Ziye and Delir started walking towards the river, exchanging a look, aware that they remained superficially angry with each other, knowing that it was unwarranted and that it would pass.
Then a dark, high van rolled up from the quay and two men jumped down in front of them. Someone said, in Sinoan of course, ‘Present your identity papers,’ before the torch-beam swept Delir’s face. At his side, he felt Ziye tense in a way he had never known before and yet recognised instantly: not simply fear, but preparation. And he had a split second in which to know what a defeat any kind of violence would be for her now.
Then more men emerged from the vehicle, and as Ziye counted them and saw the guns in their hands, she let her body relax, utterly certain that nothing it could do was of use. Some unfeeling part of her was even relieved.

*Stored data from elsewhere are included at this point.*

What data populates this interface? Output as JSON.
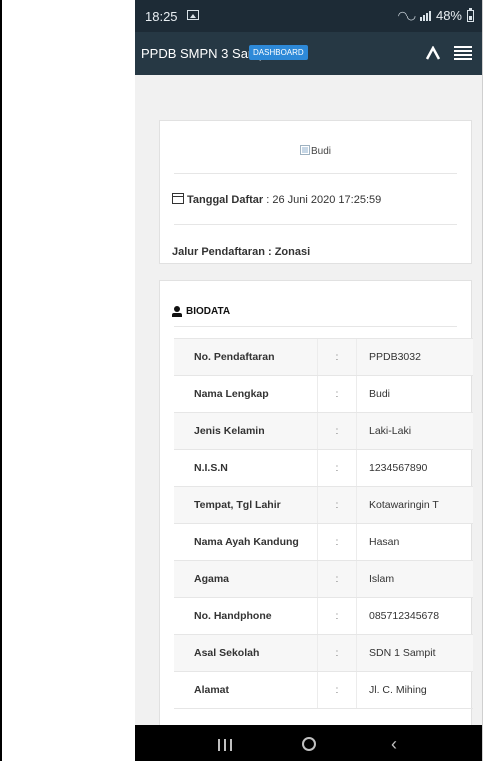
{
  "status_bar": {
    "time": "18:25",
    "battery_percent": "48%",
    "battery_level": 0.48,
    "icons": [
      "image-icon",
      "wifi-icon",
      "signal-icon",
      "battery-icon"
    ]
  },
  "app_bar": {
    "title": "PPDB SMPN 3 Sampit",
    "badge": "DASHBOARD",
    "icons": [
      "caret-up-icon",
      "hamburger-menu-icon"
    ]
  },
  "profile_card": {
    "image_alt": "Budi",
    "registration_label": "Tanggal Daftar",
    "registration_value": " : 26 Juni 2020 17:25:59",
    "track_text": "Jalur Pendaftaran : Zonasi"
  },
  "biodata": {
    "heading": "BIODATA",
    "rows": [
      {
        "label": "No. Pendaftaran",
        "sep": ":",
        "value": "PPDB3032"
      },
      {
        "label": "Nama Lengkap",
        "sep": ":",
        "value": "Budi"
      },
      {
        "label": "Jenis Kelamin",
        "sep": ":",
        "value": "Laki-Laki"
      },
      {
        "label": "N.I.S.N",
        "sep": ":",
        "value": "1234567890"
      },
      {
        "label": "Tempat, Tgl Lahir",
        "sep": ":",
        "value": "Kotawaringin T"
      },
      {
        "label": "Nama Ayah Kandung",
        "sep": ":",
        "value": "Hasan"
      },
      {
        "label": "Agama",
        "sep": ":",
        "value": "Islam"
      },
      {
        "label": "No. Handphone",
        "sep": ":",
        "value": "085712345678"
      },
      {
        "label": "Asal Sekolah",
        "sep": ":",
        "value": "SDN 1 Sampit"
      },
      {
        "label": "Alamat",
        "sep": ":",
        "value": "Jl. C. Mihing"
      }
    ]
  },
  "colors": {
    "status_bar": "#1d2b36",
    "app_bar": "#263844",
    "badge": "#2d89d8",
    "background": "#f1f1f1",
    "nav_bar": "#000000"
  }
}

Delir couldn’t understand what they were saying to him, couldn’t answer properly: his clumsy competence with Sinoan knocked all at once into pieces. Ziye tried, in a flat, reasonable voice, to translate for him, and they shouted for her to be silent, one of them threw a slap at her face which she blocked without thinking, and at that they bundled her to one side; they grabbed Delir and swung him away from her. Three of them headed for the van she and Delir had left, and Delir stared back towards where Lal was and couldn’t speak or think or pray, or even decide what to hope for –
don’t let them find her
, or
don’t let us be separated
…
Then they came out of the van without her and began swiping fiercely but uncertainly at the reeds, making Delir’s pulse hitch, like a fish hook through his heart. She had to be very, very near, she’d hear if he called to her, he could be sure where she was. What would happen to her if she were left behind with nothing, and here where someone must
surely have informed on them? What would they do if they found her?
But he couldn’t make a sound, until they came back and shoved at him again, ordered him to say whether there had been anyone else. He understood that, and whispered, ‘No.’
Lal crouched, paralysed, among slippery weeds. The air buzzed with insects; her right foot and half the hem of her dress were submerged in sticky, blood-warm water. She had dived so quickly, and so automatically into the swamp ground beside the track that she could scarcely remember doing it. She clasped her hands over her face and cried, shallowly at first, easing the pressure of panic and helplessness as she might have at any ordinary hurtful thing and broke into gulping, messy sobs of desperation only when she heard, without wanting to listen or bearing to look, the van moving away, the police vehicles following sternly behind. Her father and Ziye were there, somewhere, they were being carried back the way they had come, towards the highway; they were gone. An empty hush flooded everything for a moment, in which she could only hear herself snivelling and trying to tell herself that it was somehow all right. Then the quiet filled with the louder triumphant gloating of the mosquitoes and birds, barges hooting on the river, the roar of the road.